民法改正で墓地の越境問題も解決できるのか?

目次

「竹木の枝の切除及び根の切取り」の改正法が今月4月1日より施行

隣家が植えた樹木の枝葉が越境により自宅敷地内に入り込んできたら…。また、それによって日光の陽射しを遮られて室内が薄暗くなったり、ベランダの洗濯物の邪魔になったり、敷地内に落ちる枯れ葉を自分が掃除するはめになったとしたら、皆さんはどうされますか。これまでは隣家の所有者にお願いして枝を切ってもらうことくらいしかできず、越境された側の土地の所有者が自ら枝を切ることはできませんでした。
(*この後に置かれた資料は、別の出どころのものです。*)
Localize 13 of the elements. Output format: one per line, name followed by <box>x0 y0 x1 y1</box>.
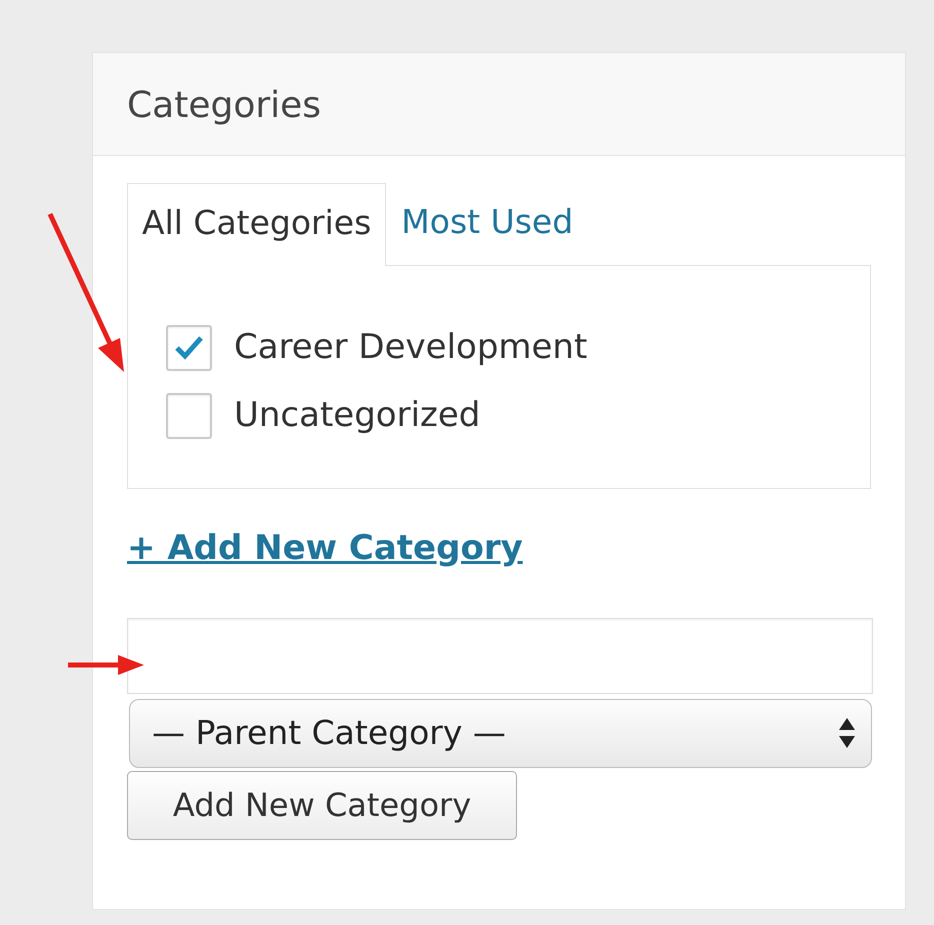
checkmark-icon <box>174 334 204 360</box>
category-label: Uncategorized <box>234 394 480 437</box>
checkbox[interactable] <box>166 324 212 370</box>
panel-title: Categories <box>127 85 322 126</box>
parent-category-select[interactable]: — Parent Category — <box>129 698 872 768</box>
checkbox[interactable] <box>166 392 212 438</box>
tab[interactable]: All Categories <box>127 183 386 266</box>
new-category-field[interactable] <box>127 618 873 694</box>
add-new-category-button[interactable]: Add New Category <box>127 770 517 840</box>
dropdown-arrows-icon <box>837 716 857 750</box>
tab[interactable]: Most Used <box>386 182 588 264</box>
add-new-category-link[interactable]: + Add New Category <box>127 522 523 574</box>
category-label: Career Development <box>234 326 588 369</box>
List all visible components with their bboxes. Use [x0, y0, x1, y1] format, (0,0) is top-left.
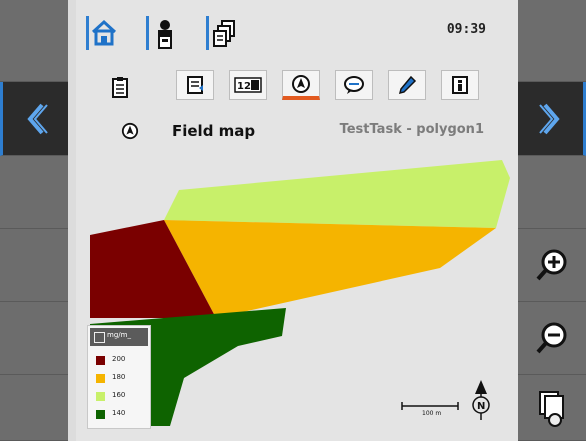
clock: 09:39	[446, 22, 486, 37]
next-button[interactable]	[518, 82, 586, 156]
legend-header: mg/m_	[90, 328, 148, 346]
tab-comments[interactable]	[335, 70, 373, 100]
svg-text:N: N	[477, 401, 485, 412]
page-switch-button[interactable]	[518, 375, 586, 441]
documents-icon	[213, 20, 235, 47]
tab-edit[interactable]	[388, 70, 426, 100]
zone-160	[164, 160, 510, 228]
chevron-right-icon	[538, 103, 560, 134]
speech-bubble-icon	[344, 76, 364, 94]
previous-button[interactable]	[0, 82, 68, 156]
page-header: Field map TestTask - polygon1	[76, 118, 518, 146]
main-panel: 09:39 12 Field map TestTask - polygon1 1…	[76, 0, 518, 441]
left-sidebar	[0, 0, 68, 441]
info-icon	[452, 76, 468, 94]
home-icon	[91, 19, 117, 46]
clipboard-icon	[112, 77, 128, 98]
left-slot-3	[0, 156, 68, 229]
zone-180	[164, 220, 496, 318]
tab-field-map[interactable]	[282, 70, 320, 100]
zoom-out-icon	[536, 322, 567, 354]
counter-123-icon: 12	[234, 77, 262, 93]
legend-swatch	[96, 374, 105, 383]
page-title: Field map	[172, 122, 256, 140]
scale-label: 100 m	[422, 410, 441, 417]
tab-bar: 12	[76, 70, 518, 106]
top-toolbar: 09:39	[76, 0, 518, 80]
chevron-left-icon	[26, 103, 48, 134]
pen-icon	[398, 75, 417, 95]
zoom-out-button[interactable]	[518, 302, 586, 375]
task-name: TestTask - polygon1	[339, 122, 484, 137]
user-device-icon	[158, 20, 172, 49]
legend-swatch	[96, 392, 105, 401]
documents-button[interactable]	[206, 16, 240, 50]
north-arrow-icon: N	[472, 380, 490, 420]
left-slot-1	[0, 0, 68, 82]
left-slot-5	[0, 302, 68, 375]
right-slot-3	[518, 156, 586, 229]
tab-counters[interactable]: 12	[229, 70, 267, 100]
home-button[interactable]	[86, 16, 120, 50]
legend-swatch	[96, 410, 105, 419]
legend-unit: mg/m_	[107, 331, 131, 339]
page-switch-icon	[539, 390, 564, 427]
user-device-button[interactable]	[146, 16, 180, 50]
zoom-in-button[interactable]	[518, 229, 586, 302]
tab-document[interactable]	[176, 70, 214, 100]
document-tab-icon	[187, 76, 203, 94]
svg-text:12: 12	[237, 81, 251, 92]
zoom-in-icon	[536, 249, 567, 281]
right-sidebar	[518, 0, 586, 441]
legend-swatch	[96, 356, 105, 365]
left-slot-6	[0, 375, 68, 441]
tab-info[interactable]	[441, 70, 479, 100]
map-legend: mg/m_ 200 180 160 140	[87, 325, 151, 429]
left-slot-4	[0, 229, 68, 302]
field-map-icon	[292, 74, 310, 93]
right-slot-1	[518, 0, 586, 82]
field-map-icon	[121, 122, 139, 140]
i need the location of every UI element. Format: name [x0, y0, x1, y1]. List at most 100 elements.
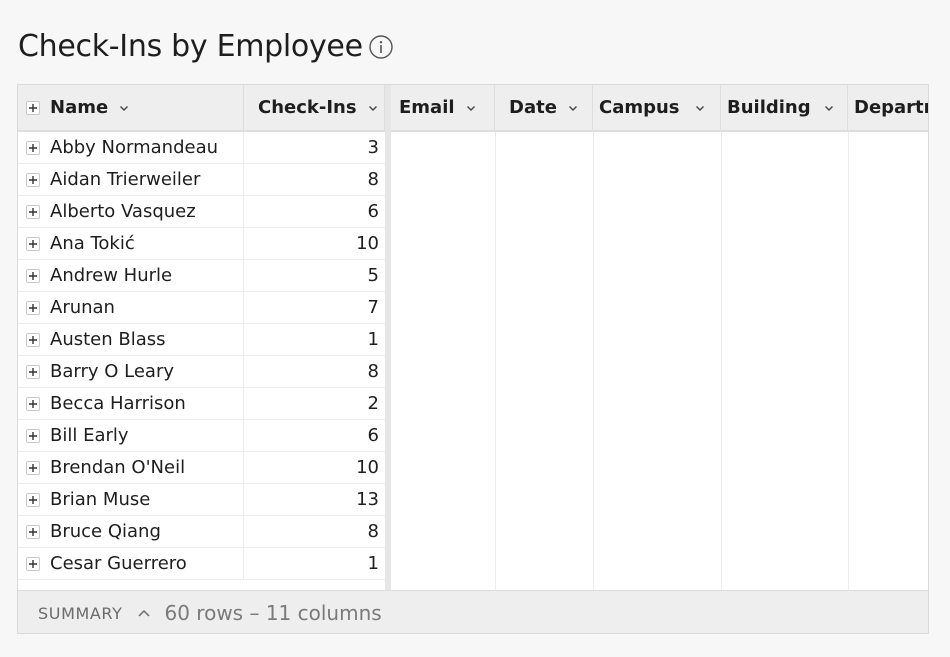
checkins-cell[interactable]: 1: [244, 324, 385, 355]
column-header-campus[interactable]: Campus: [593, 85, 721, 130]
chevron-up-icon[interactable]: [137, 608, 151, 618]
plus-icon[interactable]: [26, 204, 40, 219]
table-row[interactable]: Cesar Guerrero 1: [18, 548, 385, 580]
checkins-cell[interactable]: 10: [244, 228, 385, 259]
checkins-cell[interactable]: 6: [244, 420, 385, 451]
table-row[interactable]: Austen Blass 1: [18, 324, 385, 356]
chevron-down-icon[interactable]: [367, 102, 379, 114]
checkins-cell[interactable]: 8: [244, 164, 385, 195]
plus-icon[interactable]: [26, 140, 40, 155]
info-icon[interactable]: [369, 35, 393, 59]
plus-icon[interactable]: [26, 460, 40, 475]
column-header-name[interactable]: Name: [18, 85, 244, 130]
name-cell[interactable]: Cesar Guerrero: [18, 548, 244, 579]
plus-icon[interactable]: [26, 268, 40, 283]
plus-icon[interactable]: [26, 428, 40, 443]
column-label: Date: [509, 97, 557, 118]
page-root: Check-Ins by Employee Name Check-Ins Ema…: [0, 0, 950, 657]
summary-label[interactable]: SUMMARY: [38, 604, 123, 623]
checkins-cell[interactable]: 10: [244, 452, 385, 483]
title-row: Check-Ins by Employee: [18, 24, 393, 68]
summary-bar[interactable]: SUMMARY 60 rows – 11 columns: [18, 590, 928, 633]
plus-icon[interactable]: [26, 556, 40, 571]
table-row[interactable]: Alberto Vasquez 6: [18, 196, 385, 228]
page-title: Check-Ins by Employee: [18, 28, 363, 64]
name-cell[interactable]: Barry O Leary: [18, 356, 244, 387]
table-row[interactable]: Brian Muse 13: [18, 484, 385, 516]
plus-icon[interactable]: [26, 332, 40, 347]
column-header-date[interactable]: Date: [495, 85, 593, 130]
name-cell[interactable]: Andrew Hurle: [18, 260, 244, 291]
table-row[interactable]: Bill Early 6: [18, 420, 385, 452]
column-header-department[interactable]: Departm: [848, 85, 928, 130]
plus-icon[interactable]: [26, 364, 40, 379]
plus-icon[interactable]: [26, 236, 40, 251]
column-label: Name: [50, 97, 109, 118]
checkins-cell[interactable]: 6: [244, 196, 385, 227]
employee-name: Cesar Guerrero: [50, 553, 187, 574]
name-cell[interactable]: Aidan Trierweiler: [18, 164, 244, 195]
employee-name: Brian Muse: [50, 489, 151, 510]
chevron-down-icon[interactable]: [118, 102, 130, 114]
employee-name: Barry O Leary: [50, 361, 174, 382]
name-cell[interactable]: Alberto Vasquez: [18, 196, 244, 227]
employee-name: Becca Harrison: [50, 393, 186, 414]
table-row[interactable]: Aidan Trierweiler 8: [18, 164, 385, 196]
plus-icon[interactable]: [26, 396, 40, 411]
table-row[interactable]: Barry O Leary 8: [18, 356, 385, 388]
table-row[interactable]: Ana Tokić 10: [18, 228, 385, 260]
table-header: Name Check-Ins Email Date Campus Buildin…: [18, 85, 928, 132]
plus-icon[interactable]: [26, 492, 40, 507]
table-body: Abby Normandeau 3 Aidan Trierweiler 8 Albert…: [18, 132, 928, 590]
name-cell[interactable]: Ana Tokić: [18, 228, 244, 259]
table-row[interactable]: Becca Harrison 2: [18, 388, 385, 420]
checkins-cell[interactable]: 1: [244, 548, 385, 579]
table-row[interactable]: Andrew Hurle 5: [18, 260, 385, 292]
column-header-checkins[interactable]: Check-Ins: [244, 85, 385, 130]
table-row[interactable]: Abby Normandeau 3: [18, 132, 385, 164]
checkins-cell[interactable]: 3: [244, 132, 385, 163]
checkins-cell[interactable]: 13: [244, 484, 385, 515]
employee-name: Ana Tokić: [50, 233, 135, 254]
table-row[interactable]: Arunan 7: [18, 292, 385, 324]
summary-row-column-count: 60 rows – 11 columns: [164, 601, 382, 625]
name-cell[interactable]: Becca Harrison: [18, 388, 244, 419]
chevron-down-icon[interactable]: [465, 102, 477, 114]
checkins-cell[interactable]: 8: [244, 356, 385, 387]
name-cell[interactable]: Abby Normandeau: [18, 132, 244, 163]
employee-name: Alberto Vasquez: [50, 201, 196, 222]
name-cell[interactable]: Bill Early: [18, 420, 244, 451]
chevron-down-icon[interactable]: [567, 102, 579, 114]
plus-icon[interactable]: [26, 524, 40, 539]
column-header-email[interactable]: Email: [391, 85, 495, 130]
employee-name: Arunan: [50, 297, 115, 318]
employee-name: Andrew Hurle: [50, 265, 173, 286]
column-header-building[interactable]: Building: [721, 85, 848, 130]
checkins-cell[interactable]: 2: [244, 388, 385, 419]
column-label: Check-Ins: [258, 97, 357, 118]
plus-icon[interactable]: [26, 300, 40, 315]
employee-name: Brendan O'Neil: [50, 457, 186, 478]
plus-icon[interactable]: [26, 172, 40, 187]
employee-name: Austen Blass: [50, 329, 166, 350]
table-row[interactable]: Bruce Qiang 8: [18, 516, 385, 548]
name-cell[interactable]: Brian Muse: [18, 484, 244, 515]
column-label: Departm: [854, 97, 928, 118]
data-table: Name Check-Ins Email Date Campus Buildin…: [17, 84, 929, 634]
expand-all-icon[interactable]: [26, 100, 40, 115]
chevron-down-icon[interactable]: [823, 102, 835, 114]
checkins-cell[interactable]: 8: [244, 516, 385, 547]
employee-name: Bruce Qiang: [50, 521, 161, 542]
table-row[interactable]: Brendan O'Neil 10: [18, 452, 385, 484]
name-cell[interactable]: Austen Blass: [18, 324, 244, 355]
chevron-down-icon[interactable]: [694, 102, 706, 114]
checkins-cell[interactable]: 5: [244, 260, 385, 291]
employee-name: Abby Normandeau: [50, 137, 219, 158]
checkins-cell[interactable]: 7: [244, 292, 385, 323]
name-cell[interactable]: Brendan O'Neil: [18, 452, 244, 483]
name-cell[interactable]: Arunan: [18, 292, 244, 323]
column-label: Campus: [599, 97, 680, 118]
name-cell[interactable]: Bruce Qiang: [18, 516, 244, 547]
employee-name: Bill Early: [50, 425, 129, 446]
column-label: Email: [399, 97, 455, 118]
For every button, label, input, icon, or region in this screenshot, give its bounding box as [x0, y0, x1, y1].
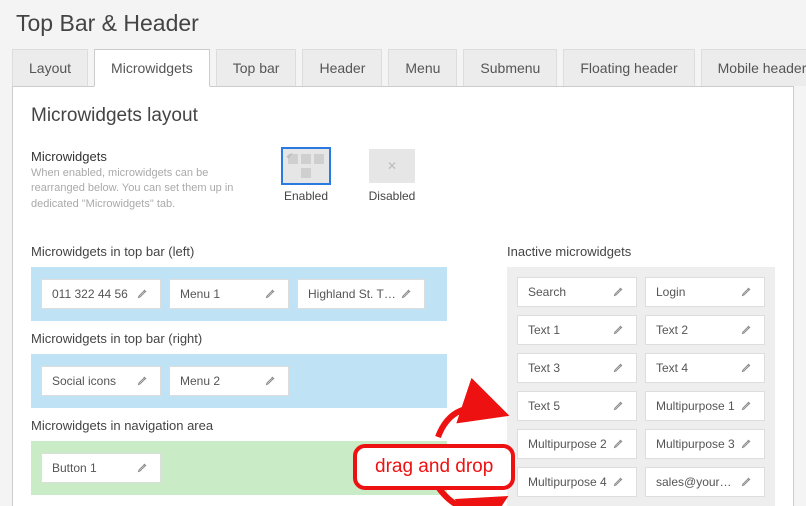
page-title: Top Bar & Header [12, 0, 794, 49]
settings-panel: Microwidgets layout Microwidgets When en… [12, 86, 794, 506]
microwidget-chip[interactable]: Multipurpose 2 [517, 429, 637, 459]
panel-title: Microwidgets layout [31, 105, 775, 127]
microwidget-chip[interactable]: Highland St. T… [297, 279, 425, 309]
group-label-topbar-right: Microwidgets in top bar (right) [31, 331, 447, 346]
check-icon: ✔ [286, 151, 294, 162]
chip-label: Login [656, 285, 736, 299]
chip-label: Text 2 [656, 323, 736, 337]
chip-label: Button 1 [52, 461, 132, 475]
microwidget-chip[interactable]: Social icons [41, 366, 161, 396]
microwidget-chip[interactable]: Text 4 [645, 353, 765, 383]
pencil-icon[interactable] [132, 374, 154, 389]
tab-submenu[interactable]: Submenu [463, 49, 557, 86]
option-hint: When enabled, microwidgets can be rearra… [31, 166, 251, 212]
chip-label: Menu 1 [180, 287, 260, 301]
pencil-icon[interactable] [396, 287, 418, 302]
chip-label: Text 4 [656, 361, 736, 375]
microwidget-chip[interactable]: Text 1 [517, 315, 637, 345]
option-label: Microwidgets [31, 149, 251, 164]
pencil-icon[interactable] [736, 285, 758, 300]
chip-label: Multipurpose 4 [528, 475, 608, 489]
group-label-nav-area: Microwidgets in navigation area [31, 418, 447, 433]
chip-label: Text 5 [528, 399, 608, 413]
chip-label: Text 1 [528, 323, 608, 337]
microwidget-chip[interactable]: Multipurpose 1 [645, 391, 765, 421]
enabled-swatch: ✔ [283, 149, 329, 183]
dropzone-topbar-right[interactable]: Social icons Menu 2 [31, 354, 447, 408]
pencil-icon[interactable] [608, 323, 630, 338]
dropzone-inactive[interactable]: Search Login Text 1 Text 2 Text 3 Text 4 Text … [507, 267, 775, 506]
microwidget-chip[interactable]: Menu 1 [169, 279, 289, 309]
group-label-topbar-left: Microwidgets in top bar (left) [31, 244, 447, 259]
group-label-inactive: Inactive microwidgets [507, 244, 775, 259]
pencil-icon[interactable] [260, 287, 282, 302]
chip-label: Search [528, 285, 608, 299]
tab-layout[interactable]: Layout [12, 49, 88, 86]
dropzone-topbar-left[interactable]: 011 322 44 56 Menu 1 Highland St. T… [31, 267, 447, 321]
pencil-icon[interactable] [608, 285, 630, 300]
chip-label: Highland St. T… [308, 287, 396, 301]
microwidget-chip[interactable]: Multipurpose 4 [517, 467, 637, 497]
option-enabled[interactable]: ✔ Enabled [275, 149, 337, 212]
microwidget-chip[interactable]: Text 3 [517, 353, 637, 383]
microwidget-chip[interactable]: Login [645, 277, 765, 307]
microwidget-chip[interactable]: Menu 2 [169, 366, 289, 396]
pencil-icon[interactable] [608, 437, 630, 452]
microwidget-chip[interactable]: Search [517, 277, 637, 307]
microwidget-chip[interactable]: Multipurpose 3 [645, 429, 765, 459]
chip-label: Text 3 [528, 361, 608, 375]
tab-header[interactable]: Header [302, 49, 382, 86]
annotation-arrow-icon [433, 382, 513, 445]
chip-label: Social icons [52, 374, 132, 388]
tab-top-bar[interactable]: Top bar [216, 49, 297, 86]
microwidget-chip[interactable]: Button 1 [41, 453, 161, 483]
pencil-icon[interactable] [736, 361, 758, 376]
chip-label: 011 322 44 56 [52, 287, 132, 301]
enabled-caption: Enabled [275, 189, 337, 203]
chip-label: sales@yoursit… [656, 475, 736, 489]
microwidget-chip[interactable]: Text 2 [645, 315, 765, 345]
pencil-icon[interactable] [736, 437, 758, 452]
disabled-caption: Disabled [361, 189, 423, 203]
disabled-swatch: ✕ [369, 149, 415, 183]
tab-bar: LayoutMicrowidgetsTop barHeaderMenuSubme… [12, 49, 794, 86]
pencil-icon[interactable] [608, 361, 630, 376]
option-disabled[interactable]: ✕ Disabled [361, 149, 423, 212]
x-icon: ✕ [387, 159, 397, 173]
microwidget-chip[interactable]: Text 5 [517, 391, 637, 421]
pencil-icon[interactable] [132, 461, 154, 476]
pencil-icon[interactable] [608, 399, 630, 414]
pencil-icon[interactable] [736, 475, 758, 490]
tab-microwidgets[interactable]: Microwidgets [94, 49, 210, 87]
chip-label: Multipurpose 1 [656, 399, 736, 413]
microwidget-chip[interactable]: 011 322 44 56 [41, 279, 161, 309]
microwidget-chip[interactable]: sales@yoursit… [645, 467, 765, 497]
chip-label: Multipurpose 2 [528, 437, 608, 451]
tab-floating-header[interactable]: Floating header [563, 49, 694, 86]
pencil-icon[interactable] [260, 374, 282, 389]
pencil-icon[interactable] [736, 323, 758, 338]
pencil-icon[interactable] [132, 287, 154, 302]
chip-label: Menu 2 [180, 374, 260, 388]
tab-menu[interactable]: Menu [388, 49, 457, 86]
tab-mobile-header[interactable]: Mobile header [701, 49, 806, 86]
annotation-callout: drag and drop [353, 444, 515, 490]
chip-label: Multipurpose 3 [656, 437, 736, 451]
pencil-icon[interactable] [608, 475, 630, 490]
pencil-icon[interactable] [736, 399, 758, 414]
しかし、民法233条「竹木の枝の切除及び根の切取り」が一昨年4月に改正され、今年4月1日より、一定の条件を満たす場合、越境された土地の所有者が自ら枝を切ることができるようになりました。

一定の条件を満たせば、土地の所有者も自ら枝を切ることが可能に

改正法では「土地の所有者は、隣地の竹木の枝が越境線を越えるときは、その竹木の所有者に、その枝を切除させることができる」(下線部分は改正後の追加部分)とあり、その条文に続いて、①枝の切除を催告したにもかかわらず、相当の期間内に切除しない時、②竹木の所有者とその所在を知ることができない時(住民票や不動産登記簿などで現状を調査・確認する必要あり)、③緊迫の事情がある時(暴風等で折れた枝が建物を損傷させる可能性がある時)――これらに該当する場合は、土地の所有者が枝を切ってもよいことになったのです(※改正後も、まず始めに竹木の所有者に枝の切除を依頼する必要があることに変わりはない)。

この越境問題を墓地に置き換えて考えてみると…

これと同様のトラブルは墓地でも起きる可能性がありますが、「それなら法律が改正されたんだから、越境部分の枝を自ら切ってもいいんだ」と早合点しないでください。なぜなら、公営霊園や寺院墓地などの場合、その区画の所有者は墓地の使用者ではなく、墓地の経営主体である自治体や寺院と判断される可能性が高いからです。したがって、隣の墓地の樹木が区画を越えて迷惑を被っている(邪魔な)場合は、まずは墓地の所有者に相談し、やはり自治体(墓地管理事務所)または寺院などを通じて(隣の区画の使用者に)枝を切ってもらうようお願いするしか方法はなさそうです。とはいえ、実は知らないうちに「自分の区画内の樹木が越境している」というケースも考えられますので、まず現状がどうなっているのか、お墓参りの際によく確認しておくとよいでしょう(写真上はイメージ=雑草で荒れた状態の墓地)。